Publié le par Jean-Etienne ZEN

 

Effets d'aubaine.
                     C'était à prévoir.
    A la faveur de la crise qui s'annonce, certains voient venir la bonne occas' et les profits possibles.
En jouant sur l"incertitude, le désarroi, la peur et pour ne pas léser les actionnaires

           "...Chaque guerre, chaque crise apporte son lot d’opportunistes et d’escrocs prêts à exploiter le malheur des autres. En Israël, deux Françaises ont été interpellées mi-avril. Elles usurpaient l’identité d’entreprises spécialisées dans la production de masques FFP2. Sur Internet, l’hydroxychloroquine, le remède du professeur Raoult, se vend désormais 100 fois plus cher que son prix initial..."
    Certaines entreprises ont beaucoup perdu et doivent être aidées, c'est évident.

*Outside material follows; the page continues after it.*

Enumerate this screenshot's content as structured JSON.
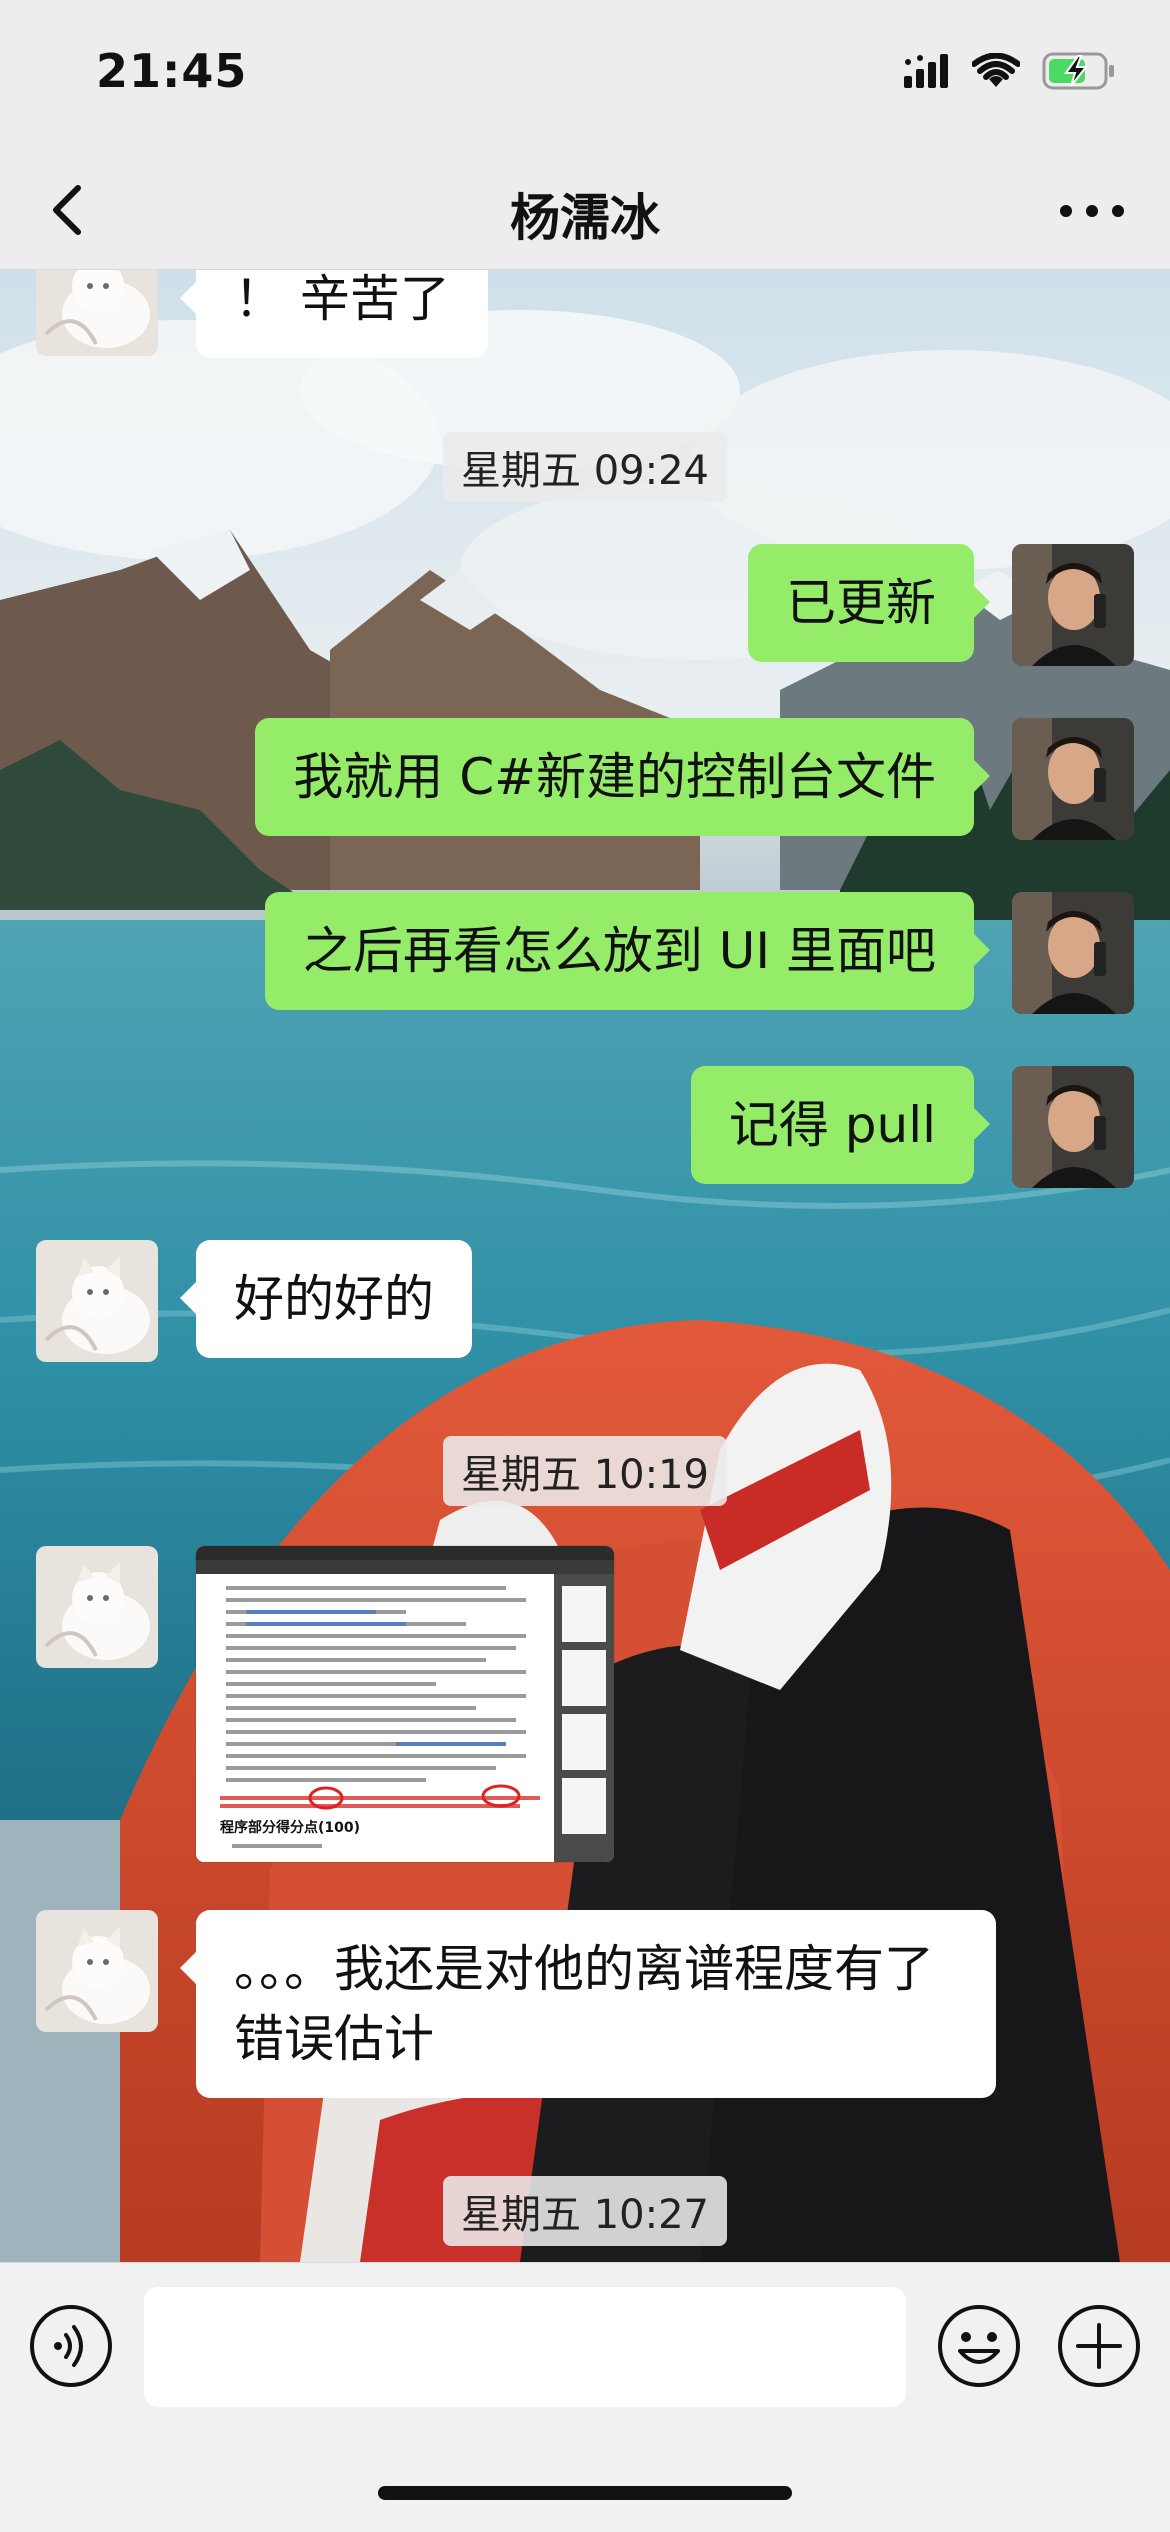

Mais d'autres font un boum en bourse, sans parler des Gafa, à la faveur de la peur. Le chantage à l'emploi est facilité dans ce contexte.
        Ryanair a trouvé la bonne idée: baisser les salaires, au nom de la solidarité. Des salaires déjà bien bas et des conditions de travail depuis longtemps critiquées, comme la gestion du groupe.
  Certains lobbies ne sont pas en reste, décidés à profiter de l'opportunité, malgré une solide réserve pour voir venir. Mais la philanthropie n'est pas leur fort. Pour la solidarité, l'Etat est là.
  C'est le moment de retarder certaines mesures contraignantes et de revenir aux veilles habitudes. Peu importe les risques, l'intérêt à court terme redevient une exigence impérieuse. Même en jouant l'air de la vertu:
          "...Alors qu’aux États-Unis, la demande de plastique tournait autour de 80 kilogrammes par personne et par an en 2015, la demande par personne en Inde était de 9 kilogrammes. Tout l’enjeu pour l’industrie du plastique est d’augmenter le nombre de produits emballés dans des pays où son utilisation est encore peu répandue. « L’industrie du plastique mène une sale guerre qui menace de mettre en danger notre santé et d’entraver les politiques publiques », estime Greenpeace USA mais « nous ne leur permettrons pas de réussir ». Selon le dernier rapport du Programme des Nations unies pour l’environnement publié en 2019, la pollution plastique constitue l’une des principales menaces environnementales de la planète...."
      Il n'y a pas que des laissés pour compte...Il y a de grands opportunistes pour qui s'annoncent des jours prospères. Même en  faisant feu de tout bois, l'Etat baissant la garde.
       La crise a bon dos.
                 Bienvenue dans le monde d'avant!